Tutuşmuş Gönüller romanında Lemiye, Behçet Hilmi ile yasak aşkından dünyaya gelen bebeğine kendisinin bakamayacağını dile getirir ve bebekten kurtulmak için ne yapmak gerektiği hususunda ebe Saliha Hanım’dan yardım talep eder. Saliha Hanım, Lemiye’ye üzülecek bir şey olmadığını Allah’ın muhakkak bir çıkış yolu vereceğini söylemek suretiyle onu teskin etmeye çalışır. Kurtların, kuşların rızıklarını veren Allah’ın elbette bu çocukcağızı da kayıracağını, onun da kısmetini vereceğini, Müslümanlıkta kaidenin böyle olduğunu, Allah’a mütevekkil olmaktan başka çare olmadığını da sözlerine ekler (s. 233).

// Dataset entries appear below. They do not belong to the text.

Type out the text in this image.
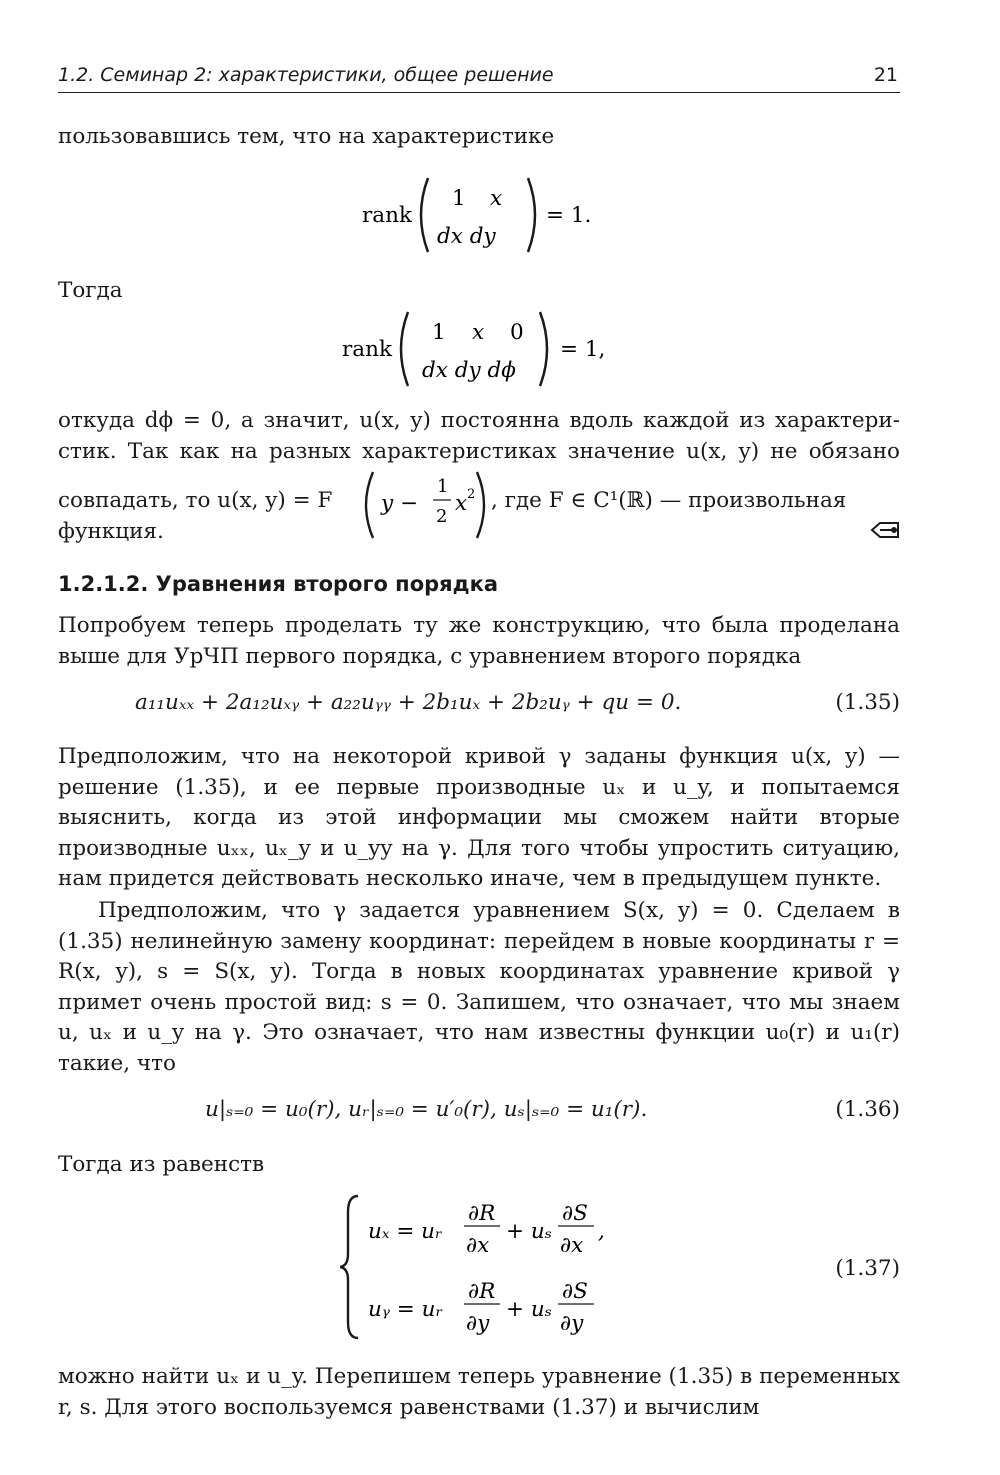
1.2. Семинар 2: характеристики, общее решение	21
пользовавшись тем, что на характеристике
rank
1 x
dx dy
= 1.
Тогда
rank
1 x 0
dx dy dϕ
= 1,
откуда dϕ = 0, а значит, u(x, y) постоянна вдоль каждой из характери-
стик. Так как на разных характеристиках значение u(x, y) не обязано
совпадать, то u(x, y) = F y −
1
2
x 2 , где F ∈ C¹(ℝ) — произвольная
функция.
1.2.1.2. Уравнения второго порядка
Попробуем теперь проделать ту же конструкцию, что была проделана выше для УрЧП первого порядка, с уравнением второго порядка
a₁₁uₓₓ + 2a₁₂uₓᵧ + a₂₂uᵧᵧ + 2b₁uₓ + 2b₂uᵧ + qu = 0.	(1.35)
Предположим, что на некоторой кривой γ заданы функция u(x, y) — решение (1.35), и ее первые производные uₓ и u_y, и попытаемся выяснить, когда из этой информации мы сможем найти вторые производные uₓₓ, uₓ_y и u_yy на γ. Для того чтобы упростить ситуацию, нам придется действовать несколько иначе, чем в предыдущем пункте.
Предположим, что γ задается уравнением S(x, y) = 0. Сделаем в (1.35) нелинейную замену координат: перейдем в новые координаты r = R(x, y), s = S(x, y). Тогда в новых координатах уравнение кривой γ примет очень простой вид: s = 0. Запишем, что означает, что мы знаем u, uₓ и u_y на γ. Это означает, что нам известны функции u₀(r) и u₁(r) такие, что
u|ₛ₌₀ = u₀(r), uᵣ|ₛ₌₀ = u′₀(r), uₛ|ₛ₌₀ = u₁(r).	(1.36)
Тогда из равенств
uₓ = uᵣ
∂R
∂x
+ uₛ
∂S
∂x
,
uᵧ = uᵣ
∂R
∂y
+ uₛ
∂S
∂y
(1.37)
можно найти uₓ и u_y. Перепишем теперь уравнение (1.35) в переменных r, s. Для этого воспользуемся равенствами (1.37) и вычислим
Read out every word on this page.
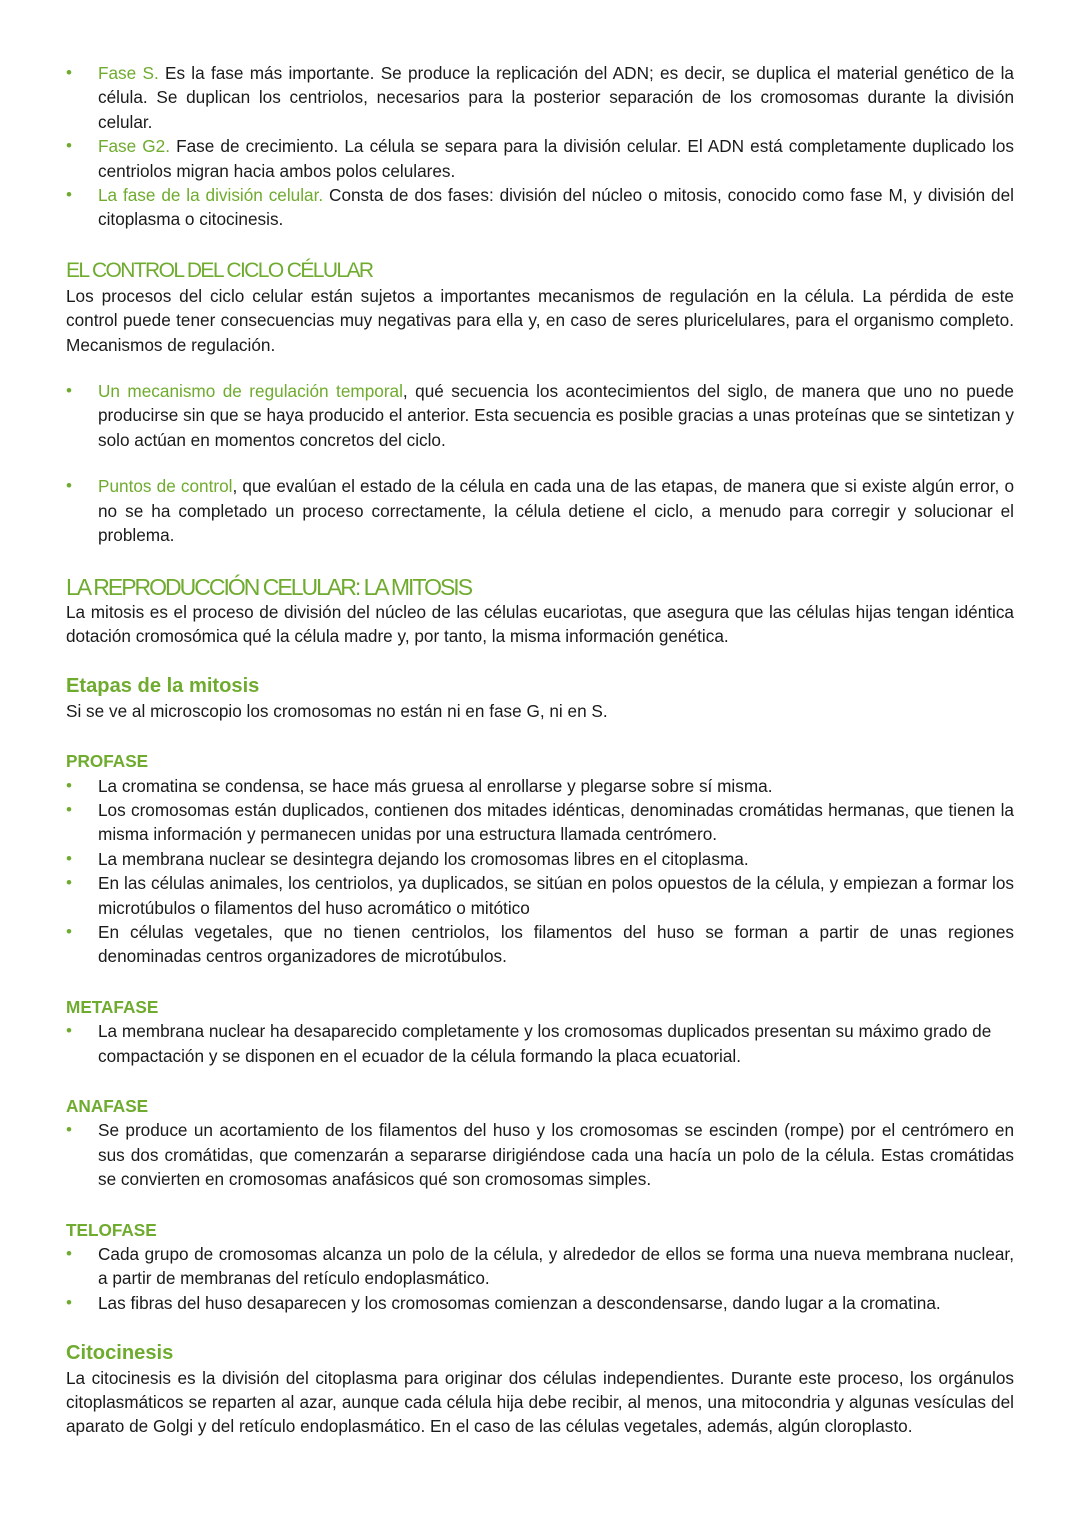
• Fase S. Es la fase más importante. Se produce la replicación del ADN; es decir, se duplica el material genético de la célula. Se duplican los centriolos, necesarios para la posterior separación de los cromosomas durante la división celular.
• Fase G2. Fase de crecimiento. La célula se separa para la división celular. El ADN está completamente duplicado los centriolos migran hacia ambos polos celulares.
• La fase de la división celular. Consta de dos fases: división del núcleo o mitosis, conocido como fase M, y división del citoplasma o citocinesis.
EL CONTROL DEL CICLO CÉLULAR

Los procesos del ciclo celular están sujetos a importantes mecanismos de regulación en la célula. La pérdida de este control puede tener consecuencias muy negativas para ella y, en caso de seres pluricelulares, para el organismo completo. Mecanismos de regulación.

• Un mecanismo de regulación temporal, qué secuencia los acontecimientos del siglo, de manera que uno no puede producirse sin que se haya producido el anterior. Esta secuencia es posible gracias a unas proteínas que se sintetizan y solo actúan en momentos concretos del ciclo.
• Puntos de control, que evalúan el estado de la célula en cada una de las etapas, de manera que si existe algún error, o no se ha completado un proceso correctamente, la célula detiene el ciclo, a menudo para corregir y solucionar el problema.
LA REPRODUCCIÓN CELULAR: LA MITOSIS

La mitosis es el proceso de división del núcleo de las células eucariotas, que asegura que las células hijas tengan idéntica dotación cromosómica qué la célula madre y, por tanto, la misma información genética.

Etapas de la mitosis

Si se ve al microscopio los cromosomas no están ni en fase G, ni en S.

PROFASE
• La cromatina se condensa, se hace más gruesa al enrollarse y plegarse sobre sí misma.
• Los cromosomas están duplicados, contienen dos mitades idénticas, denominadas cromátidas hermanas, que tienen la misma información y permanecen unidas por una estructura llamada centrómero.
• La membrana nuclear se desintegra dejando los cromosomas libres en el citoplasma.
• En las células animales, los centriolos, ya duplicados, se sitúan en polos opuestos de la célula, y empiezan a formar los microtúbulos o filamentos del huso acromático o mitótico
• En células vegetales, que no tienen centriolos, los filamentos del huso se forman a partir de unas regiones denominadas centros organizadores de microtúbulos.
METAFASE
• La membrana nuclear ha desaparecido completamente y los cromosomas duplicados presentan su máximo grado de compactación y se disponen en el ecuador de la célula formando la placa ecuatorial.
ANAFASE
• Se produce un acortamiento de los filamentos del huso y los cromosomas se escinden (rompe) por el centrómero en sus dos cromátidas, que comenzarán a separarse dirigiéndose cada una hacía un polo de la célula. Estas cromátidas se convierten en cromosomas anafásicos qué son cromosomas simples.
TELOFASE
• Cada grupo de cromosomas alcanza un polo de la célula, y alrededor de ellos se forma una nueva membrana nuclear, a partir de membranas del retículo endoplasmático.
• Las fibras del huso desaparecen y los cromosomas comienzan a descondensarse, dando lugar a la cromatina.
Citocinesis

La citocinesis es la división del citoplasma para originar dos células independientes. Durante este proceso, los orgánulos citoplasmáticos se reparten al azar, aunque cada célula hija debe recibir, al menos, una mitocondria y algunas vesículas del aparato de Golgi y del retículo endoplasmático. En el caso de las células vegetales, además, algún cloroplasto.
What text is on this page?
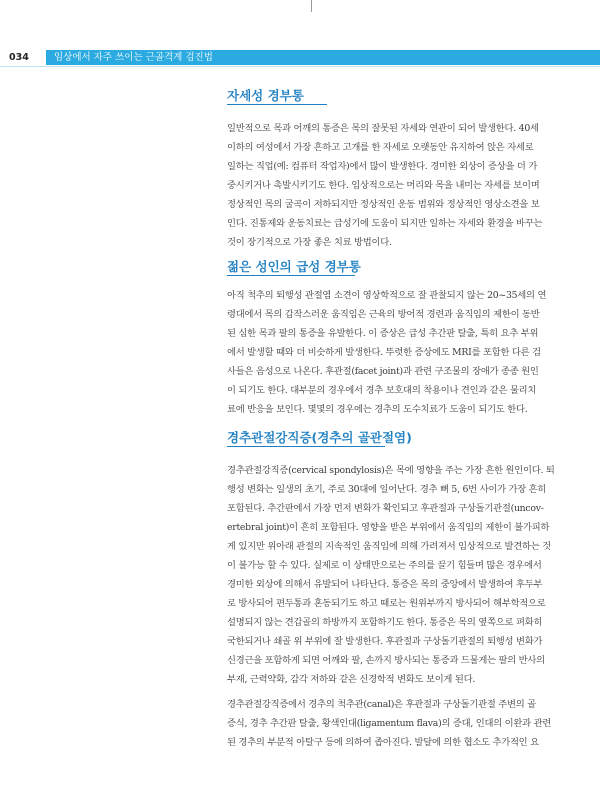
034	임상에서 자주 쓰이는 근골격계 검진법
자세성 경부통
일반적으로 목과 어깨의 통증은 목의 잘못된 자세와 연관이 되어 발생한다. 40세
이하의 여성에서 가장 흔하고 고개를 한 자세로 오랫동안 유지하여 앉은 자세로
일하는 직업(예: 컴퓨터 작업자)에서 많이 발생한다. 경미한 외상이 증상을 더 가
중시키거나 촉발시키기도 한다. 임상적으로는 머리와 목을 내미는 자세를 보이며
정상적인 목의 굴곡이 저하되지만 정상적인 운동 범위와 정상적인 영상소견을 보
인다. 진통제와 운동치료는 급성기에 도움이 되지만 일하는 자세와 환경을 바꾸는
것이 장기적으로 가장 좋은 치료 방법이다.
젊은 성인의 급성 경부통
아직 척추의 퇴행성 관절염 소견이 영상학적으로 잘 관찰되지 않는 20~35세의 연
령대에서 목의 갑작스러운 움직임은 근육의 방어적 경련과 움직임의 제한이 동반
된 심한 목과 팔의 통증을 유발한다. 이 증상은 급성 추간판 탈출, 특히 요추 부위
에서 발생할 때와 더 비슷하게 발생한다. 뚜렷한 증상에도 MRI를 포함한 다른 검
사들은 음성으로 나온다. 후관절(facet joint)과 관련 구조물의 장애가 종종 원인
이 되기도 한다. 대부분의 경우에서 경추 보호대의 착용이나 견인과 같은 물리치
료에 반응을 보인다. 몇몇의 경우에는 경추의 도수치료가 도움이 되기도 한다.
경추관절강직증(경추의 골관절염)
경추관절강직증(cervical spondylosis)은 목에 영향을 주는 가장 흔한 원인이다. 퇴
행성 변화는 일생의 초기, 주로 30대에 일어난다. 경추 뼈 5, 6번 사이가 가장 흔히
포함된다. 추간판에서 가장 먼저 변화가 확인되고 후관절과 구상돌기관절(uncov-
ertebral joint)이 흔히 포함된다. 영향을 받은 부위에서 움직임의 제한이 불가피하
게 있지만 위아래 관절의 지속적인 움직임에 의해 가려져서 임상적으로 발견하는 것
이 불가능 할 수 있다. 실제로 이 상태만으로는 주의를 끌기 힘들며 많은 경우에서
경미한 외상에 의해서 유발되어 나타난다. 통증은 목의 중앙에서 발생하여 후두부
로 방사되어 편두통과 혼동되기도 하고 때로는 원위부까지 방사되어 해부학적으로
설명되지 않는 견갑골의 하방까지 포함하기도 한다. 통증은 목의 옆쪽으로 펴화히
국한되거나 쇄골 위 부위에 잘 발생한다. 후관절과 구상돌기관절의 퇴행성 변화가
신경근을 포함하게 되면 어깨와 팔, 손까지 방사되는 통증과 드물게는 팔의 반사의
부재, 근력약화, 감각 저하와 같은 신경학적 변화도 보이게 된다.
경추관절강직증에서 경추의 척추관(canal)은 후관절과 구상돌기관절 주변의 골
증식, 경추 추간판 탈출, 황색인대(ligamentum flava)의 증대, 인대의 이완과 관련
된 경추의 부분적 아탈구 등에 의하여 좁아진다. 발달에 의한 협소도 추가적인 요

Hüseyin Rahmi Gürpınar’ın Ben Deli Miyim isimli romanında Şadan, yatağının içinde kendi kendine hayatın muhasebesini yapar. Allah’ın dünyayı böyle yarattığı, onu düzeltmek bahanesiyle insanların etraflarını aldatmaya çalıştığı fikrine ulaşır. Vardığı sonuç “Yaradan’ın eserini yaratılanın düzeltmesi söz konusu bile olamaz. Allah, mutlak güçtür ve insanlar ne yaparlarsa yapsınlar Allah’ın iradesi dışında hareket edemezler” şeklindedir (s. 8).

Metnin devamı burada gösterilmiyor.